Inference for Dart

Run large language model inference from Dart and Flutter, using llama.cpp as a backend. The API is designed to be human-friendly and to follow the Dart design guidelines.

Installation

Add the following to your pubspec.yaml:

dependencies:
    inference:
        git:
            url: https://github.com/breitburg/inference-for-dart

Run flutter pub get.
Compile the llama.cpp backend for your target platform and link it to your native project. Use the official build instructions for your platform. The library must be compiled with the same architecture as your Dart/Flutter app.
For iOS, you need to open the Xcode project and add llama.xcframework to the 'Frameworks, Libraries, and Embedded Content' section; for Linux, you need to compile libllama.so and link it to your project, etc.

Prerequisites

Model Support

You can run inference from any .gguf model, downloaded at runtime or embedded within the app. Search for 'GGUF' on HuggingFace to find and download the model file.

For the up-to-date model availability, see llama.cpp’s README.

RAM Requirements

Running inference with large language models requires sufficient memory resources. The model must be fully loaded into RAM (or VRAM for GPU acceleration) before any inference can begin.

For example, the OLMo 2 (7B) Instruct model with Q4_K_S quantization is 4.25 GB.

To estimate the minimum RAM required for inference, use this formula:

Total RAM ≈ Model Weights + KV Cache + Inference Overhead

Model Weights: 4.25 GB × 1.1 ≈ 4.7 GB
- Quantized models typically require 1.0-1.2× their file size in memory.
KV Cache: ~100-200 MB (with default 1024 token context)
- Calculated as: 2 × n_layers × context_length × (n_heads_kv × head_size) × data_type_size
- Scales linearly with context length.
Inference Overhead: ~100-200 MB
- Includes temporary buffers and computational workspace.

Total Estimated RAM: ~5.0-5.1 GB minimum

Insufficient RAM will result in application crash during model initialization.

Usage

Models and Metadata

Before running inference and loading the full model weights into memory, you can inspect the model metadata to fetch its name, authors, the license, and understand its capabilities and requirements.

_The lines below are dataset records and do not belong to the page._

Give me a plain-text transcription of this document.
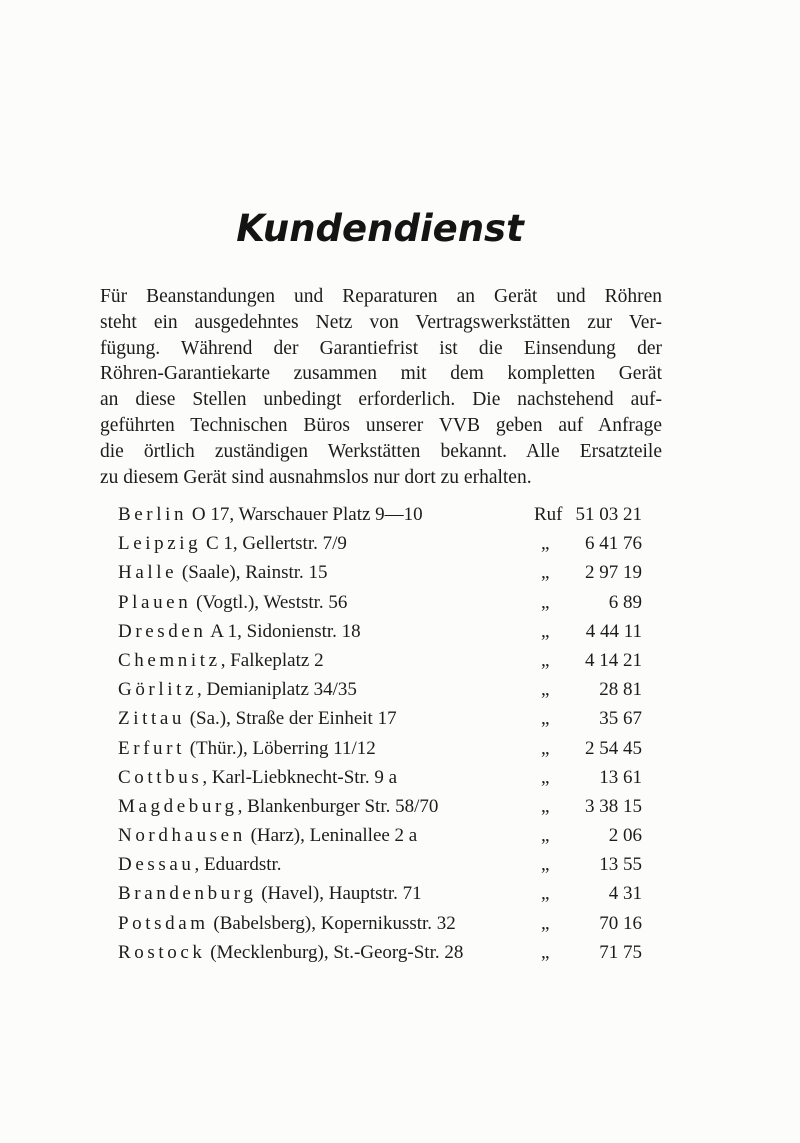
Kundendienst
Für Beanstandungen und Reparaturen an Gerät und Röhren
steht ein ausgedehntes Netz von Vertragswerkstätten zur Ver-
fügung. Während der Garantiefrist ist die Einsendung der
Röhren-Garantiekarte zusammen mit dem kompletten Gerät
an diese Stellen unbedingt erforderlich. Die nachstehend auf-
geführten Technischen Büros unserer VVB geben auf Anfrage
die örtlich zuständigen Werkstätten bekannt. Alle Ersatzteile
zu diesem Gerät sind ausnahmslos nur dort zu erhalten.
Berlin O 17, Warschauer Platz 9—10	Ruf 51 03 21
Leipzig C 1, Gellertstr. 7/9	„ 6 41 76
Halle (Saale), Rainstr. 15	„ 2 97 19
Plauen (Vogtl.), Weststr. 56	„	6 89
Dresden A 1, Sidonienstr. 18	„ 4 44 11
Chemnitz, Falkeplatz 2	„ 4 14 21
Görlitz, Demianiplatz 34/35	„	28 81
Zittau (Sa.), Straße der Einheit 17	„	35 67
Erfurt (Thür.), Löberring 11/12	„ 2 54 45
Cottbus, Karl-Liebknecht-Str. 9 a	„	13 61
Magdeburg, Blankenburger Str. 58/70	„ 3 38 15
Nordhausen (Harz), Leninallee 2 a	„	2 06
Dessau, Eduardstr.	„	13 55
Brandenburg (Havel), Hauptstr. 71	„	4 31
Potsdam (Babelsberg), Kopernikusstr. 32	„	70 16
Rostock (Mecklenburg), St.-Georg-Str. 28	„	71 75
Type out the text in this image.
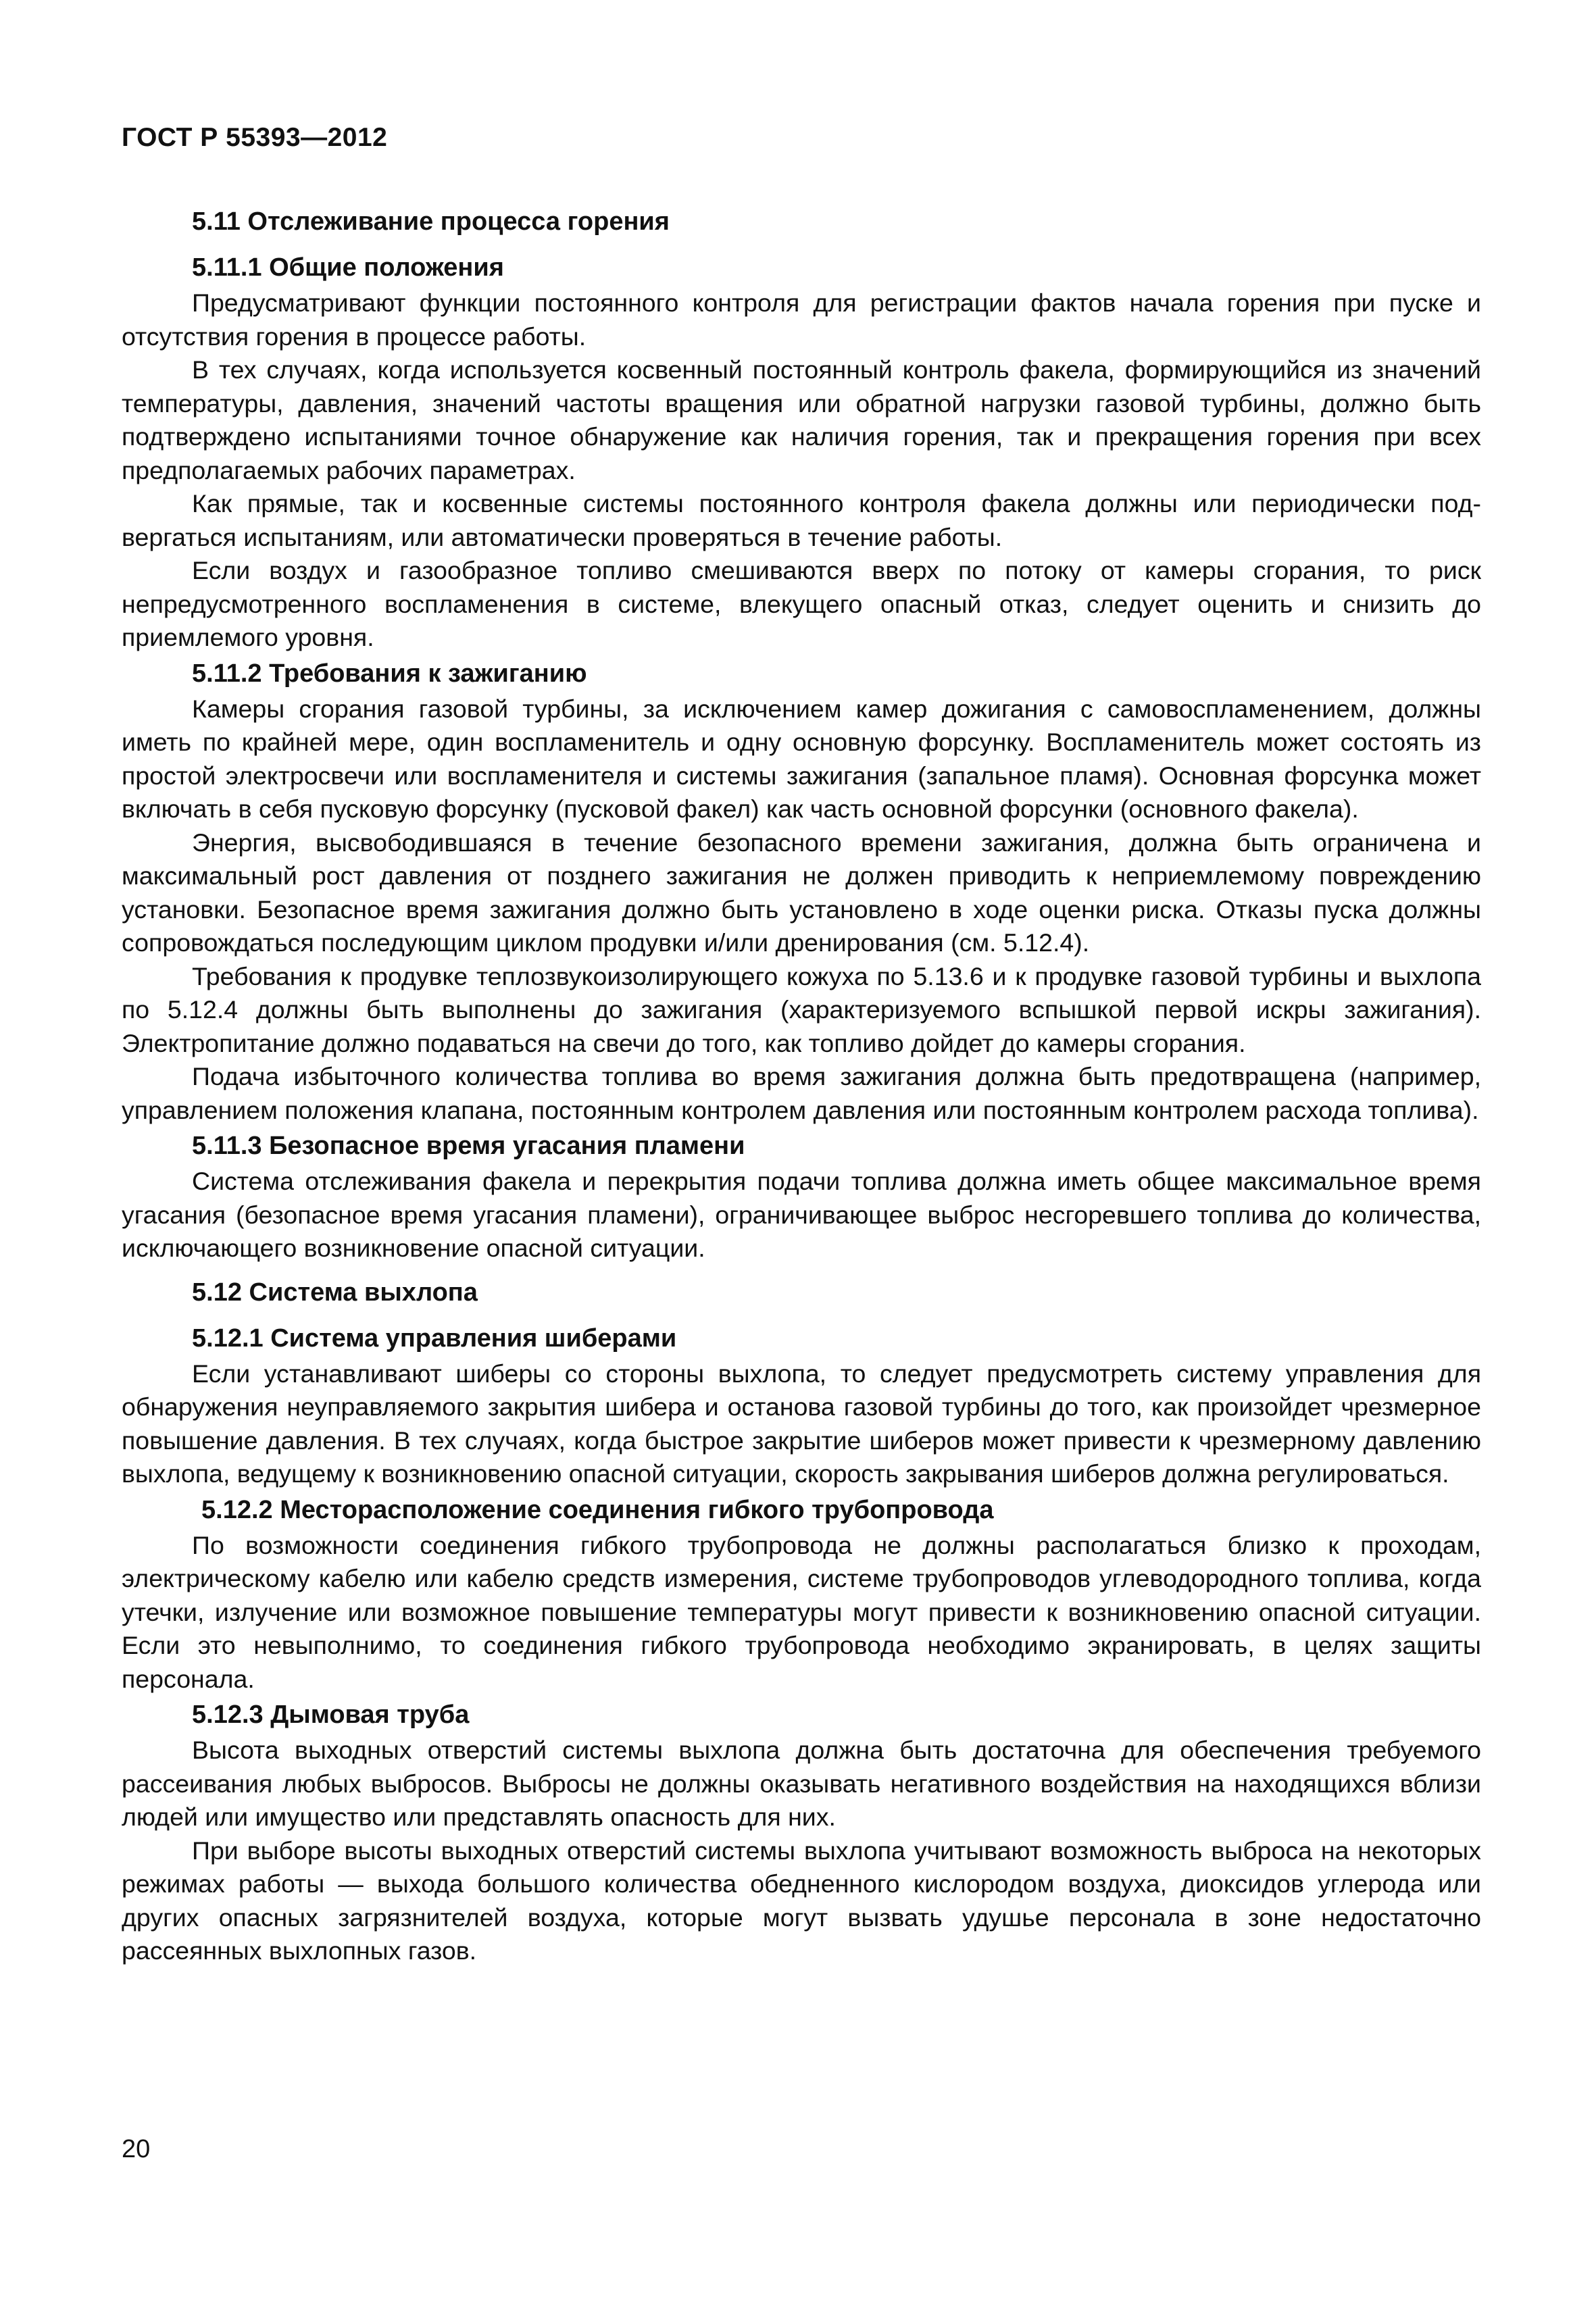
ГОСТ Р 55393—2012
5.11 Отслеживание процесса горения
5.11.1 Общие положения

Предусматривают функции постоянного контроля для регистрации фактов начала горения при пуске и отсутствия горения в процессе работы.

В тех случаях, когда используется косвенный постоянный контроль факела, формирующийся из значений температуры, давления, значений частоты вращения или обратной нагрузки газовой турбины, должно быть подтверждено испытаниями точное обнаружение как наличия горения, так и прекращения горения при всех предполагаемых рабочих параметрах.

Как прямые, так и косвенные системы постоянного контроля факела должны или периодически подвергаться испытаниям, или автоматически проверяться в течение работы.

Если воздух и газообразное топливо смешиваются вверх по потоку от камеры сгорания, то риск непредусмотренного воспламенения в системе, влекущего опасный отказ, следует оценить и снизить до приемлемого уровня.

5.11.2 Требования к зажиганию

Камеры сгорания газовой турбины, за исключением камер дожигания с самовоспламенением, должны иметь по крайней мере, один воспламенитель и одну основную форсунку. Воспламенитель может состоять из простой электросвечи или воспламенителя и системы зажигания (запальное пламя). Основная форсунка может включать в себя пусковую форсунку (пусковой факел) как часть основной форсунки (основного факела).

Энергия, высвободившаяся в течение безопасного времени зажигания, должна быть ограничена и максимальный рост давления от позднего зажигания не должен приводить к неприемлемому повреждению установки. Безопасное время зажигания должно быть установлено в ходе оценки риска. Отказы пуска должны сопровождаться последующим циклом продувки и/или дренирования (см. 5.12.4).

Требования к продувке теплозвукоизолирующего кожуха по 5.13.6 и к продувке газовой турбины и выхлопа по 5.12.4 должны быть выполнены до зажигания (характеризуемого вспышкой первой искры зажигания). Электропитание должно подаваться на свечи до того, как топливо дойдет до камеры сгорания.

Подача избыточного количества топлива во время зажигания должна быть предотвращена (например, управлением положения клапана, постоянным контролем давления или постоянным контролем расхода топлива).

5.11.3 Безопасное время угасания пламени

Система отслеживания факела и перекрытия подачи топлива должна иметь общее максимальное время угасания (безопасное время угасания пламени), ограничивающее выброс несгоревшего топлива до количества, исключающего возникновение опасной ситуации.

5.12 Система выхлопа
5.12.1 Система управления шиберами

Если устанавливают шиберы со стороны выхлопа, то следует предусмотреть систему управления для обнаружения неуправляемого закрытия шибера и останова газовой турбины до того, как произойдет чрезмерное повышение давления. В тех случаях, когда быстрое закрытие шиберов может привести к чрезмерному давлению выхлопа, ведущему к возникновению опасной ситуации, скорость закрывания шиберов должна регулироваться.

5.12.2 Месторасположение соединения гибкого трубопровода

По возможности соединения гибкого трубопровода не должны располагаться близко к проходам, электрическому кабелю или кабелю средств измерения, системе трубопроводов углеводородного топлива, когда утечки, излучение или возможное повышение температуры могут привести к возникновению опасной ситуации. Если это невыполнимо, то соединения гибкого трубопровода необходимо экранировать, в целях защиты персонала.

5.12.3 Дымовая труба

Высота выходных отверстий системы выхлопа должна быть достаточна для обеспечения требуемого рассеивания любых выбросов. Выбросы не должны оказывать негативного воздействия на находящихся вблизи людей или имущество или представлять опасность для них.

При выборе высоты выходных отверстий системы выхлопа учитывают возможность выброса на некоторых режимах работы — выхода большого количества обедненного кислородом воздуха, диоксидов углерода или других опасных загрязнителей воздуха, которые могут вызвать удушье персонала в зоне недостаточно рассеянных выхлопных газов.

20
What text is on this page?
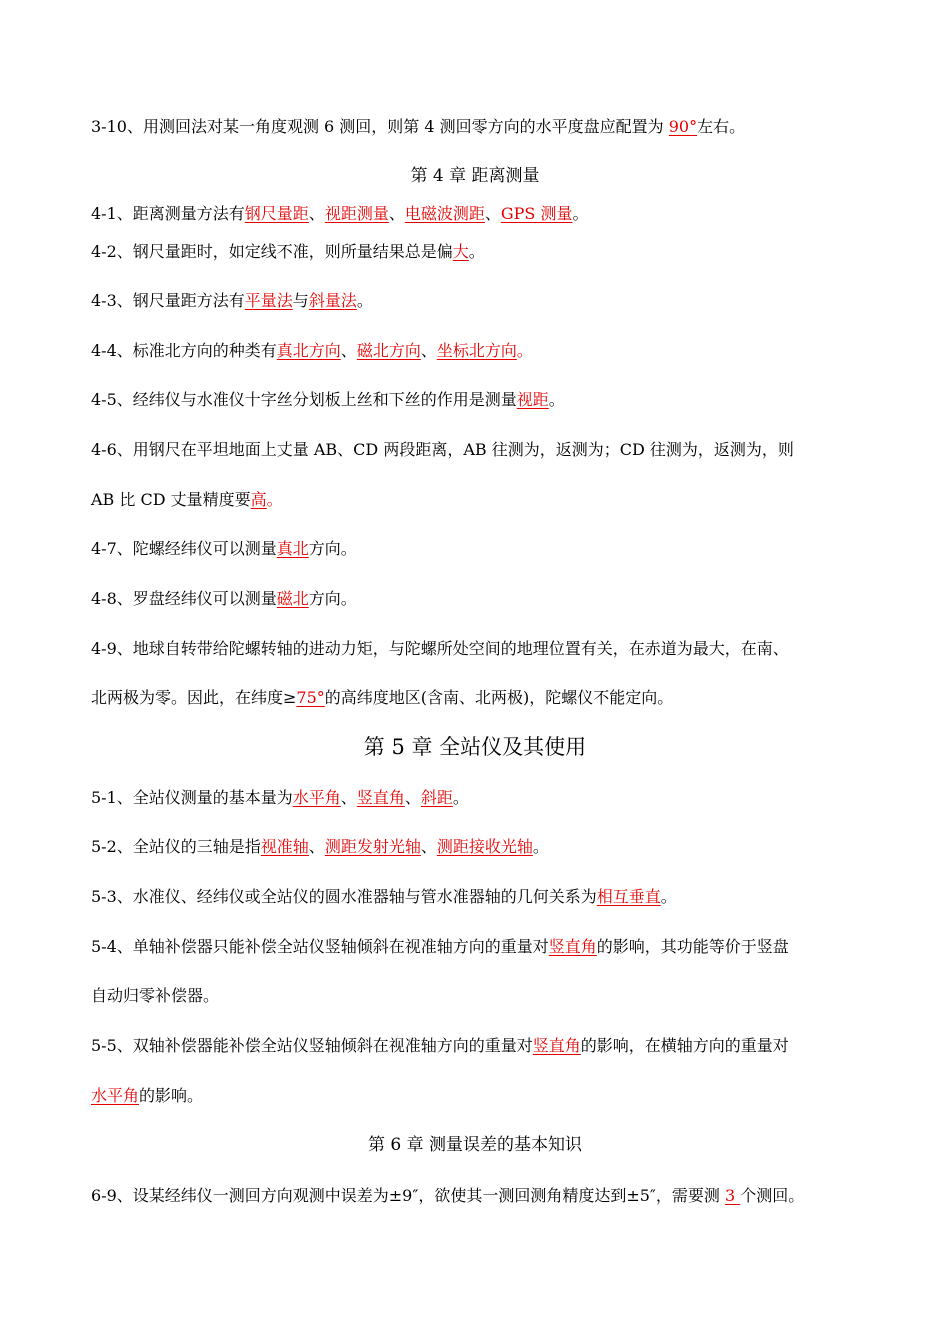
3-10、用测回法对某一角度观测 6 测回，则第 4 测回零方向的水平度盘应配置为 90°左右。
第 4 章 距离测量
4-1、距离测量方法有钢尺量距、视距测量、电磁波测距、GPS 测量。
4-2、钢尺量距时，如定线不准，则所量结果总是偏大。
4-3、钢尺量距方法有平量法与斜量法。
4-4、标准北方向的种类有真北方向、磁北方向、坐标北方向。
4-5、经纬仪与水准仪十字丝分划板上丝和下丝的作用是测量视距。
4-6、用钢尺在平坦地面上丈量 AB、CD 两段距离，AB 往测为，返测为；CD 往测为，返测为，则
AB 比 CD 丈量精度要高。
4-7、陀螺经纬仪可以测量真北方向。
4-8、罗盘经纬仪可以测量磁北方向。
4-9、地球自转带给陀螺转轴的进动力矩，与陀螺所处空间的地理位置有关，在赤道为最大，在南、
北两极为零。因此，在纬度≥75°的高纬度地区(含南、北两极)，陀螺仪不能定向。
第 5 章 全站仪及其使用
5-1、全站仪测量的基本量为水平角、竖直角、斜距。
5-2、全站仪的三轴是指视准轴、测距发射光轴、测距接收光轴。
5-3、水准仪、经纬仪或全站仪的圆水准器轴与管水准器轴的几何关系为相互垂直。
5-4、单轴补偿器只能补偿全站仪竖轴倾斜在视准轴方向的重量对竖直角的影响，其功能等价于竖盘
自动归零补偿器。
5-5、双轴补偿器能补偿全站仪竖轴倾斜在视准轴方向的重量对竖直角的影响，在横轴方向的重量对
水平角的影响。
第 6 章 测量误差的基本知识
6-9、设某经纬仪一测回方向观测中误差为±9″，欲使其一测回测角精度达到±5″，需要测 3 个测回。
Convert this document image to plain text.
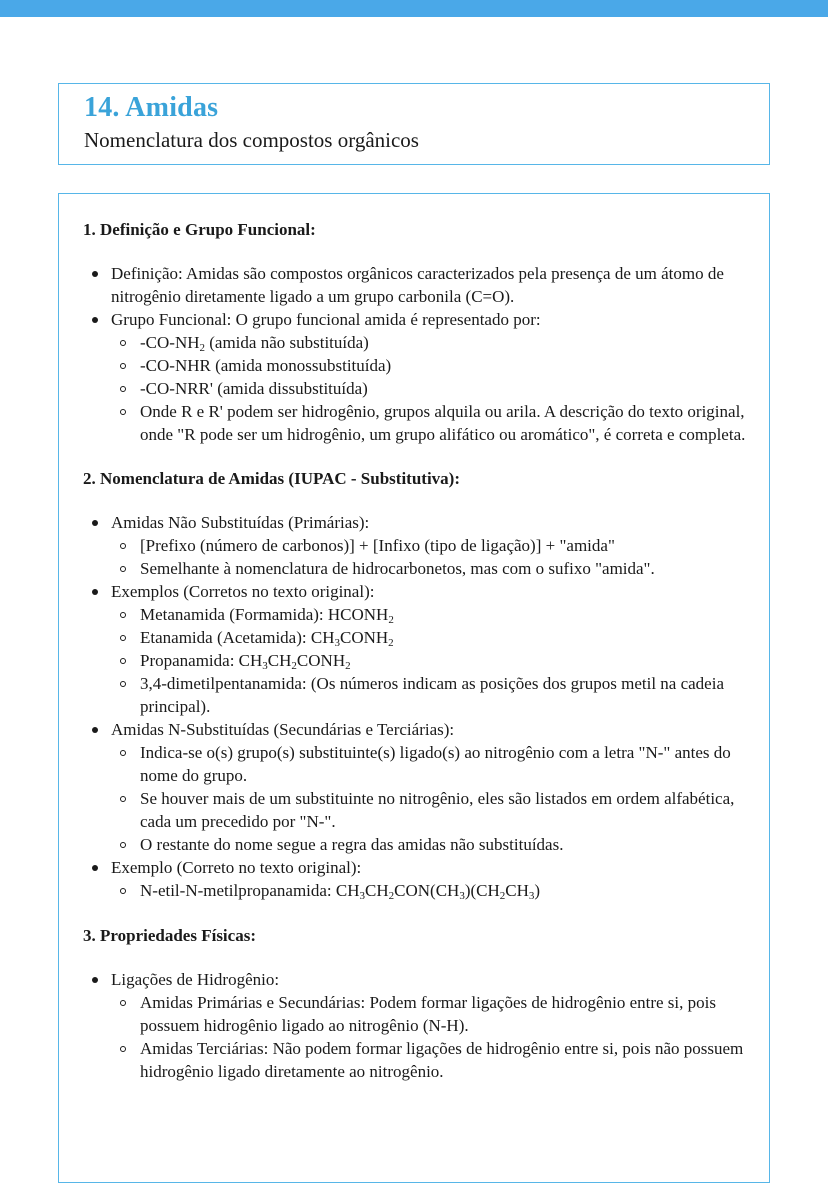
14. Amidas
Nomenclatura dos compostos orgânicos
1. Definição e Grupo Funcional:
Definição: Amidas são compostos orgânicos caracterizados pela presença de um átomo de nitrogênio diretamente ligado a um grupo carbonila (C=O).
Grupo Funcional: O grupo funcional amida é representado por:
$-CO-NH_2$ (amida não substituída)
-CO-NHR (amida monossubstituída)
-CO-NRR' (amida dissubstituída)
Onde R e R' podem ser hidrogênio, grupos alquila ou arila. A descrição do texto original, onde "R pode ser um hidrogênio, um grupo alifático ou aromático", é correta e completa.
2. Nomenclatura de Amidas (IUPAC - Substitutiva):
Amidas Não Substituídas (Primárias):
[Prefixo (número de carbonos)] + [Infixo (tipo de ligação)] + "amida"
Semelhante à nomenclatura de hidrocarbonetos, mas com o sufixo "amida".
Exemplos (Corretos no texto original):
Metanamida (Formamida): $HCONH_2$
Etanamida (Acetamida): $CH_3CONH_2$
Propanamida: $CH_3CH_2CONH_2$
3,4-dimetilpentanamida: (Os números indicam as posições dos grupos metil na cadeia principal).
Amidas N-Substituídas (Secundárias e Terciárias):
Indica-se o(s) grupo(s) substituinte(s) ligado(s) ao nitrogênio com a letra "N-" antes do nome do grupo.
Se houver mais de um substituinte no nitrogênio, eles são listados em ordem alfabética, cada um precedido por "N-".
O restante do nome segue a regra das amidas não substituídas.
Exemplo (Correto no texto original):
N-etil-N-metilpropanamida: $CH_3CH_2CON(CH_3)(CH_2CH_3)$
3. Propriedades Físicas:
Ligações de Hidrogênio:
Amidas Primárias e Secundárias: Podem formar ligações de hidrogênio entre si, pois possuem hidrogênio ligado ao nitrogênio (N-H).
Amidas Terciárias: Não podem formar ligações de hidrogênio entre si, pois não possuem hidrogênio ligado diretamente ao nitrogênio.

// Create a model instance from a file path (not loaded yet)
final model = InferenceModel(path: 'path/to/model.gguf');

// Retrieve and display model metadata
final metadata = model.fetchMetadata();
print(
  "${metadata['general.name']} by ${metadata['general.organization']} under ${metadata['general.license']}",
);

Initializing the Inference Engine

The InferenceEngine manages the model’s lifecycle, including initialization and cleanup.

// Create an inference engine with the loaded model
final engine = InferenceEngine(model);

// Initialize the engine (loads model into memory, prepares context, etc.)
engine.initialize();

// Dispose of the engine when done to free resources
engine.dispose();

Tip: Always dispose of resources (such as the inference engine) when they are no longer needed to avoid memory leaks.

Chat Inference

Interact with the model using structured chat messages for conversational AI scenarios.

// Prepare a list of chat messages with roles
final messages = [
    ChatMessage.system('You are an AI running on ${Platform.operatingSystem}.'),
    ChatMessage.human('Why is the sky blue?'),
];

// Run inference and handle the output
engine.chat(
    messages,
    onResult: (result) => stdout.write(result.message?.content ?? ""),
);

Text Embeddings

In order to compute the embedding for the given text, you must use an embedding model.

// Embed 'Hello' into the latent space
final vector = engine.embed('Hello');
print(vector) // [-0.0596, 0.0614, ...]

Tokenizing and Detokenizing Text

You can convert text to tokens, and convert tokens back to text as needed for your application and evaluations.

// Tokenize input text
List<int> tokens = engine.tokenize("Hello, world!");
print("Tokens: $tokens"); // Example output: [1, 15043, 29892, 0]

// Detokenize tokens back to text
String text = engine.detokenize([1, 15043, 29892, 0]);
print("Text: $text"); // Output: "Hello, world!"

Advanced Configuration

Customize library behavior, such as specifying a dynamic library path or handling logs.

// Set a custom dynamic library and log callback
lowLevelInference
    ..dynamicLibrary = DynamicLibrary.open("path/to/libllama.so") // Use .dylib for macOS, .dll for Windows
    ..logCallback = (String message) => print('[llama.cpp] $message');